No doubt. Just bear in mind that rationality has a limit and is constrained by the amount of knowledge we have, as well as the limitations of our conciousness, which I don't have to tell you is neither infinite nor omniscient.
I'm all for finding a rational explanation for everything I see and experience, which is why I admit that there are things / phenomenon and possibilities beyond our understanding and capacity to conceptualize.

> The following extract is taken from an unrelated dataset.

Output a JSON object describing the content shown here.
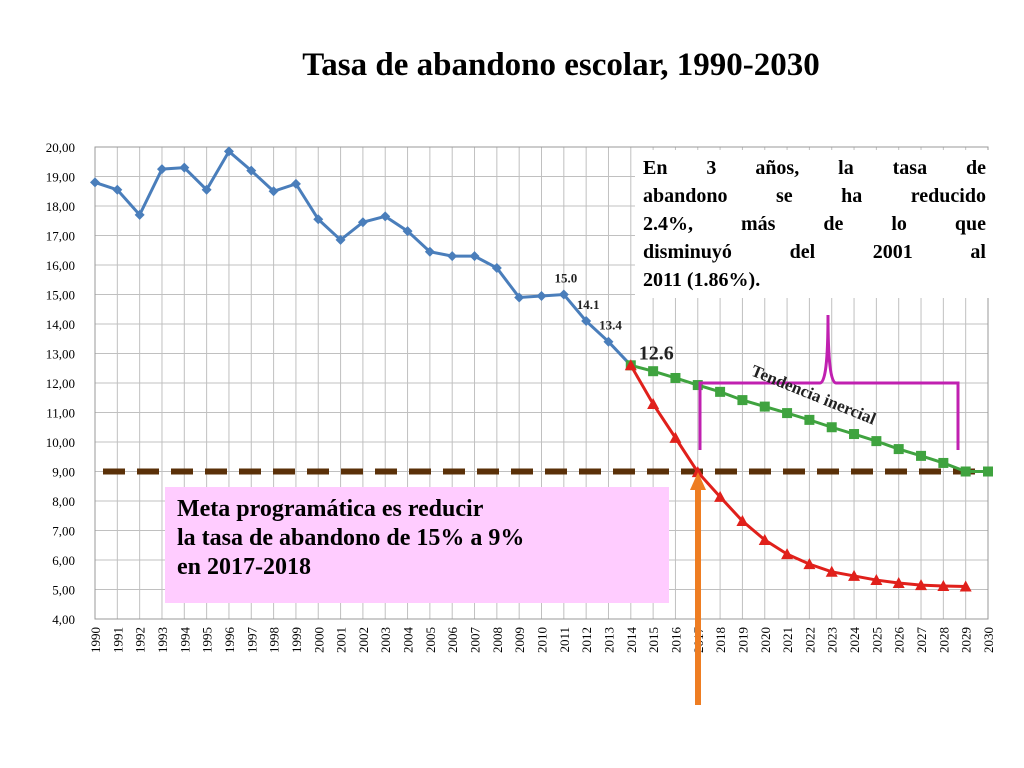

If this was 2000 years ago and I had some quirky medical condition that made my brain sensitive to radio waves, it's a bit like me saying I experienced something and you saying it's just my imagination and that there could be a rational explanation for it. What was "magic / inexplicable" back then is common knowledge now and the same could be true for things like aliens and even concepts like God. Who knows?
Ok, two things. There are infinite things we cannot explain and yet the theories we have to explain them are not valid if they lack evidence and logic. You cannot say that just because some people see themselves floating on top of their bodies when in grave physical states that what they are seeing is death. It is a theory, but a theory is always discarded in favor of more logically plausible theories for which there is more evidence. Between the two theories, one claiming that it is death that they are seeing and the other that it is hallucinations caused by the physical workings of a still working brain, the more plausible theory is the second one. So until a more plausible explanation appears, we must assume the one that our deductive reasoning tells us is the most likely.
For instance, no one understands the workings of sub atomic particles. No one understands why we can't know the location and speed of particles at the same time. Quantum mechanics goes against logic and yet it is plausible because the predictions made by scientists work with over 99.99999% accuracy. In this case, logic is trumped by overwhelming evidence. Sometimes logic is not obvious and evidence that something that appears illogical is indeed logical merely indicates that there are extraneous variables that make the logic not obvious to us, but it is logical because the evidence that it woorks indicates that.
A theory must be logically plausible for it to be acceptable. If it is not logical but there is evidence for it being valid - when it produces effects that can be verified - the theory is valid and the only reason why it appears illogical is because there are variables involved that we cannot account for.
For instance, there is no evidence that lepricons and fairies do exist: they have never been seen, caught on camera and there is no reason why they should exist: all laws of logic tells us that there is no reason or mechanism about that could result in the existence of creatures that defy all laws of physics and common sense, such as walking through walls, turning objects into other object, living without sustenenace(having to eat) etc. Now, even though evidence and common sense tells us that fairies and pericons are not possible in our reality without breaking the laws of physics as well as biology, there could be some parallel universe with different laws of physics where they do exist. In this case, lack of evidence cannot be used to disprove the existence of fairies and lepricons. However, logic can still be used to disprove it via plausible deniability: we cannot conceive of a logically working universe where such beings would come about, via which laws physics that would be completely absurd, and if there are universes where such logically implausible beings are possible, then any universe with even more unlikely beings and things that defy logic in even more absurd ways are also possible, and then everything is possible and logic is invalid to describe reality and then we are going nowhere because if logic cannot be used to draw conclusions then there is no structure in reality and everything would be chaos. Because reality does work via a precise way, then logic is valid and the existence of things and the possibility of theories to explain the workings of things must be evaluated via deductive logic and inferential data. Ok.